After embarking on solo efforts (Pierce has released one single but his album as Queen Nail has yet to be released; one of Graham's songs, a folk "ballad" called "Wild Geese," appears on "Encyclopedia"), he and Graham were ready to come back together and give the Drums another try. They holed up in a lakeside cabin in upstate New York and "went crazy," says Graham. "That's when it occurred to me that we can have fun with this and make a record that's interesting and bizarre.'"

"'Anne of Green Gables' on acid," adds Pierce, referring to those first test songs. "All these sounds coming, like, from fireworks effects." 

 Following their cabin fever catharsis, the two returned to the city and set up shop -- a folding table, laptop, and some other equipment -- in Williamsburg's Scientific Laboratories rehearsal studio. "It sounds a lot fancier than it is," says Graham.
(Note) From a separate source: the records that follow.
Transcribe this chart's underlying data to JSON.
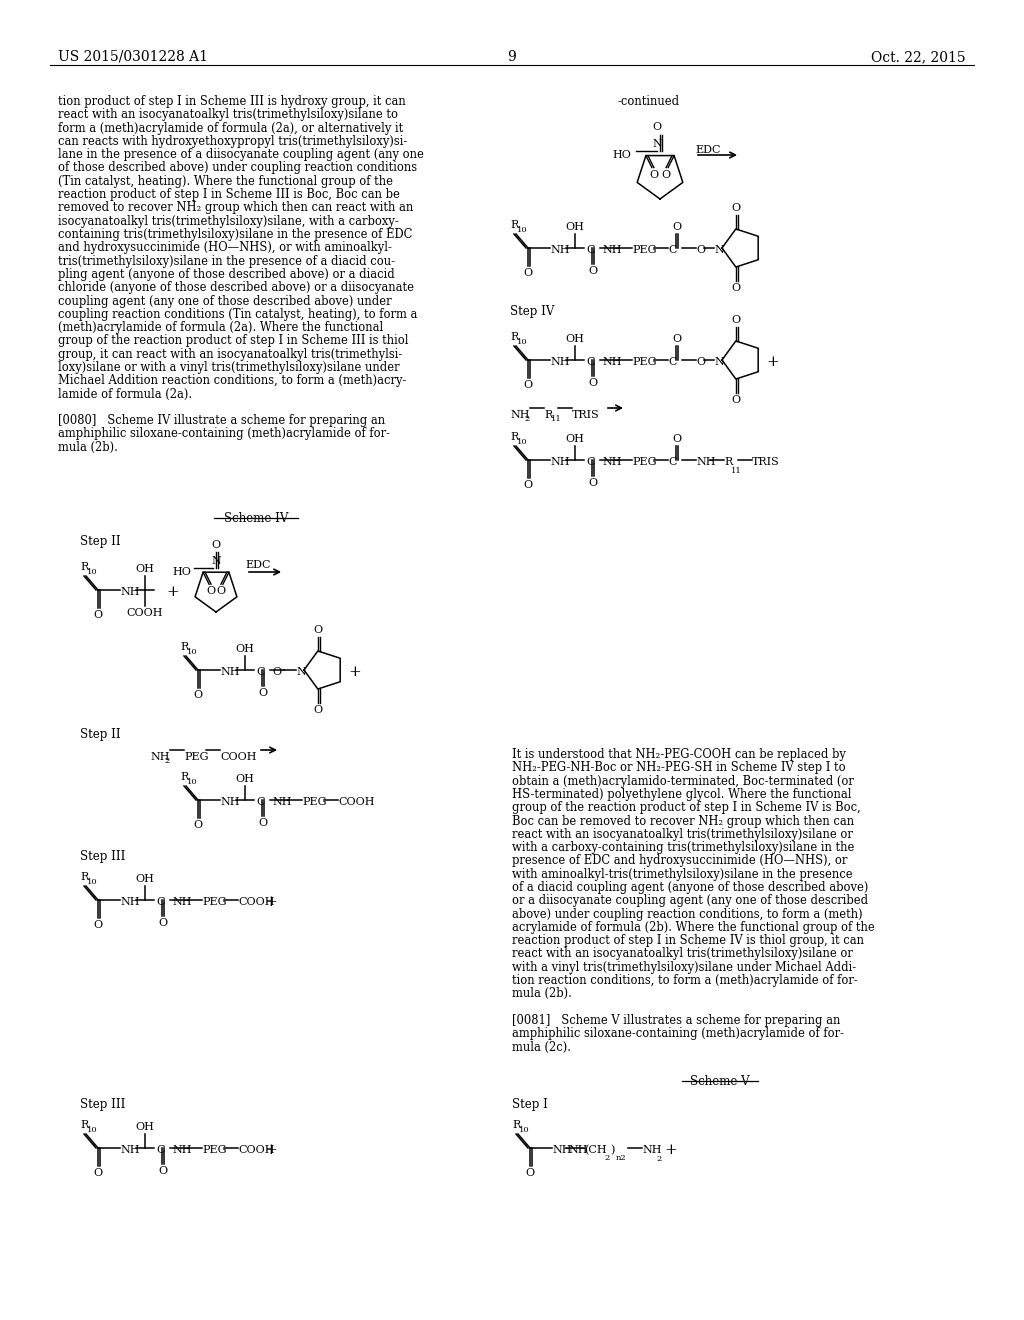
{
  "patent_number": "US 2015/0301228 A1",
  "page_number": "9",
  "patent_date": "Oct. 22, 2015",
  "left_col_lines": [
    "tion product of step I in Scheme III is hydroxy group, it can",
    "react with an isocyanatoalkyl tris(trimethylsiloxy)silane to",
    "form a (meth)acrylamide of formula (2a), or alternatively it",
    "can reacts with hydroxyethoxypropyl tris(trimethylsiloxy)si-",
    "lane in the presence of a diisocyanate coupling agent (any one",
    "of those described above) under coupling reaction conditions",
    "(Tin catalyst, heating). Where the functional group of the",
    "reaction product of step I in Scheme III is Boc, Boc can be",
    "removed to recover NH₂ group which then can react with an",
    "isocyanatoalkyl tris(trimethylsiloxy)silane, with a carboxy-",
    "containing tris(trimethylsiloxy)silane in the presence of EDC",
    "and hydroxysuccinimide (HO—NHS), or with aminoalkyl-",
    "tris(trimethylsiloxy)silane in the presence of a diacid cou-",
    "pling agent (anyone of those described above) or a diacid",
    "chloride (anyone of those described above) or a diisocyanate",
    "coupling agent (any one of those described above) under",
    "coupling reaction conditions (Tin catalyst, heating), to form a",
    "(meth)acrylamide of formula (2a). Where the functional",
    "group of the reaction product of step I in Scheme III is thiol",
    "group, it can react with an isocyanatoalkyl tris(trimethylsi-",
    "loxy)silane or with a vinyl tris(trimethylsiloxy)silane under",
    "Michael Addition reaction conditions, to form a (meth)acry-",
    "lamide of formula (2a).",
    "",
    "[0080]   Scheme IV illustrate a scheme for preparing an",
    "amphiphilic siloxane-containing (meth)acrylamide of for-",
    "mula (2b)."
  ],
  "right_body_lines": [
    "It is understood that NH₂-PEG-COOH can be replaced by",
    "NH₂-PEG-NH-Boc or NH₂-PEG-SH in Scheme IV step I to",
    "obtain a (meth)acrylamido-terminated, Boc-terminated (or",
    "HS-terminated) polyethylene glycol. Where the functional",
    "group of the reaction product of step I in Scheme IV is Boc,",
    "Boc can be removed to recover NH₂ group which then can",
    "react with an isocyanatoalkyl tris(trimethylsiloxy)silane or",
    "with a carboxy-containing tris(trimethylsiloxy)silane in the",
    "presence of EDC and hydroxysuccinimide (HO—NHS), or",
    "with aminoalkyl-tris(trimethylsiloxy)silane in the presence",
    "of a diacid coupling agent (anyone of those described above)",
    "or a diisocyanate coupling agent (any one of those described",
    "above) under coupling reaction conditions, to form a (meth)",
    "acrylamide of formula (2b). Where the functional group of the",
    "reaction product of step I in Scheme IV is thiol group, it can",
    "react with an isocyanatoalkyl tris(trimethylsiloxy)silane or",
    "with a vinyl tris(trimethylsiloxy)silane under Michael Addi-",
    "tion reaction conditions, to form a (meth)acrylamide of for-",
    "mula (2b).",
    "",
    "[0081]   Scheme V illustrates a scheme for preparing an",
    "amphiphilic siloxane-containing (meth)acrylamide of for-",
    "mula (2c)."
  ]
}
"Four walls and no air conditioning," adds Pierce, who "hated" the space. "It was so depressing to me. But sometimes you have to go there to feel something. Makes me think of [Fleetwood Mac's] song 'Gypsy': she had to leave that fabulous life and live on the floor."

The resulting cathartic collection of tracks departs from the Drums' signature "tonal palette," as Graham calls it. With taut, spindly guitar lines, liberal sprinklings of tambourine, and uptempo kick drums that belie the brooding, thoughtful content matter of songs like "Best Friend" ("You were my best friend, but then you died"), or "Book of Stories" ("I thought life was getting easier, but it's only getting harder"), both on their self-titled debut LP. Though the group held nothing back onstage -- Pierce is known for his flamboyant dancing, which includes gracefully flailing of his impeccably clad limbs -- their albums hewed tightly to a rhythmic and melodic aesthetic, a sort of restraint the Drums were determined to dispense with on "Encyclopedia." 

"When something got too majestic or too big, we'd tone it down, put a blanket over the whole thing," says Pierce. This time, he wanted to "really go for it without worrying about anyone's approval or anyone's opinion." 

"This album doesn't pass the Brooklyn cool test," adds Graham, who may not be giving "Encyclopedia" enough credit. The line for the show that wrapped twice around the Broadway block between 51st and 52nd ("Are these guys really famous or something?" one passerby asked. "Kind of?" someone answered) demonstrated a fanbase willing and ready to hear what he and Pierce will come up with next. While new songs don't always bop along at the relentlessly upbeat pace of the group's older material, they're still clearly Drums songs.

"With our past work, we've always let it exist in its own world," says Graham, "and on this record we tried to do it more than we thought we were capable of doing."